Niedzielne dyskusje na Campus Polska Przyszłości otworzyła debata "Jak bronić wartości Europy?", której pretekstem była m.in. sytuacja w Białorusi.
Pierwotnie miała w nim wziąć udział uczestniczka wyborów prezydenckich w Białorusi w 2020 roku Swietłana Cichanouska, ale ostatecznie nagrała tylko przesłanie video w języku angielskim, które zostało wyemitowane przed panelem.

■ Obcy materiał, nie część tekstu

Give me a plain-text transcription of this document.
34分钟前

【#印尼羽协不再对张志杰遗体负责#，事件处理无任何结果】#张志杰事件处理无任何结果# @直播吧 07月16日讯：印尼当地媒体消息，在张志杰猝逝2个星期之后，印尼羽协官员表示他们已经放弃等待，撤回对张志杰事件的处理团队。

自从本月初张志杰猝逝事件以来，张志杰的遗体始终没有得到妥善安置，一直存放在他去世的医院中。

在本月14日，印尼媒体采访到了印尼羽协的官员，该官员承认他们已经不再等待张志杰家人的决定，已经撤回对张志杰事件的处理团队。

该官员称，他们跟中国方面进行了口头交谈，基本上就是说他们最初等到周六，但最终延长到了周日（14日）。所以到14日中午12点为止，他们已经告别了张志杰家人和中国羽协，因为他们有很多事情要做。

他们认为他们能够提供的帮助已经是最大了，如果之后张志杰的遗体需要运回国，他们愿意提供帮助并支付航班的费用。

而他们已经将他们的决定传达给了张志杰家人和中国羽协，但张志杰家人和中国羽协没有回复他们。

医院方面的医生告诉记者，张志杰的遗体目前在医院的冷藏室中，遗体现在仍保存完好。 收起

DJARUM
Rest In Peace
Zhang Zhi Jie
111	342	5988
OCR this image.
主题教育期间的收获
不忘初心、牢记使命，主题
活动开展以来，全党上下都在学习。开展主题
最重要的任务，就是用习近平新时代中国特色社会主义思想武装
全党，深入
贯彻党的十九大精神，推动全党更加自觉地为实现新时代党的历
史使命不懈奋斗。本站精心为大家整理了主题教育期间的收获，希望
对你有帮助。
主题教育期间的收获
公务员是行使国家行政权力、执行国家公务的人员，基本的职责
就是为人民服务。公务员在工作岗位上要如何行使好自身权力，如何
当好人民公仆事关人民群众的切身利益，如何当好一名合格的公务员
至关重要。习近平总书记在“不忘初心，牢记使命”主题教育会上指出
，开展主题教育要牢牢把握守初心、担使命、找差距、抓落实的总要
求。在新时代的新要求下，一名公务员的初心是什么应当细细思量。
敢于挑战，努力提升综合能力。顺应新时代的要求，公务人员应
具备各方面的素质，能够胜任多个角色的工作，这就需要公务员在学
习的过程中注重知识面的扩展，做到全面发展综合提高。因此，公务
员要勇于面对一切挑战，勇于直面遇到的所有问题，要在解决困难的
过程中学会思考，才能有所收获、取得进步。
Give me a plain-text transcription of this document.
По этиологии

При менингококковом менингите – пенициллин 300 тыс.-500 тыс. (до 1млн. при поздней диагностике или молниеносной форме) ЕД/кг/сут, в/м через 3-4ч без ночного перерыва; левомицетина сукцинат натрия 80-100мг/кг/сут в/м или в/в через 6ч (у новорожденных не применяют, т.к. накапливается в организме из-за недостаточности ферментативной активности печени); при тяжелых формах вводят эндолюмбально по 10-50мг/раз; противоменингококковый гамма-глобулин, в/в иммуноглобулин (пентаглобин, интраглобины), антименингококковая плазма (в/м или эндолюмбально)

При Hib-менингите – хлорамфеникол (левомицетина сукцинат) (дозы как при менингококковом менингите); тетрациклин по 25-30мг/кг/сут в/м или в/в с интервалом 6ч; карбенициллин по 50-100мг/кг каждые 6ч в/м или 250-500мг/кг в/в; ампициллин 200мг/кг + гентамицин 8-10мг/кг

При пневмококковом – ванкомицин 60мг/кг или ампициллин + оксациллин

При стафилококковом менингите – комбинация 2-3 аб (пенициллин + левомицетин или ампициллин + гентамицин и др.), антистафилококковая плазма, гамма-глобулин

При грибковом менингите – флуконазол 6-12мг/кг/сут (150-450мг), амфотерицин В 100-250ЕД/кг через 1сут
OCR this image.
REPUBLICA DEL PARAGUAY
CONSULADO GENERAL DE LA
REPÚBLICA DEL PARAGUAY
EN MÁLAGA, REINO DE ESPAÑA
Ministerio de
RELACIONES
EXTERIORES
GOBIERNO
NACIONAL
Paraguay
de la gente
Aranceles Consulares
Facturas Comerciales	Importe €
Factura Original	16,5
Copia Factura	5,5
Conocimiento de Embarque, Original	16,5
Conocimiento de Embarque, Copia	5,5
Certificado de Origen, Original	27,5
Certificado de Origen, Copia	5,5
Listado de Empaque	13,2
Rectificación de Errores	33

Wielu uczestników Campusu przyszło na zorganizowane naprędce spotkanie z aktorem Maciejem Stuhrem, który przyznał, że "ośmielił się na to, jak przeczytał, że uczestnicy by takiej rozmowy chcieli".
Stuhr namawiał uczestników spotkania, by nie byli obojętni i angażowali się w życie publiczne. "Gdy kilka lat temu broniliśmy prof. Rzeplińskiego zobaczyłem, że jestem na tym proteście najmłodszy" - zauważył gorzko i dodał, że "cieplej na sercu" było mu na Marszach Kobiet, gdzie było dużo młodych ludzi.
Jedno z pytań zadanych aktorowi dotyczyło krytycznych komentarzy internetowych i jego reakcji na nie. Stuhr przyznał, że od lat ma jeden sposób na negatywne komentarze - nie czyta ich. "Innego sposobu nie znalazłem" - przyznał i dodał, że w jego ocenie polska szkoła winna uczyć młodzież, jak radzić sobie w internetowym świecie, gdzie panują dużo brutalniejsze prawa, niż w realnej rzeczywistości.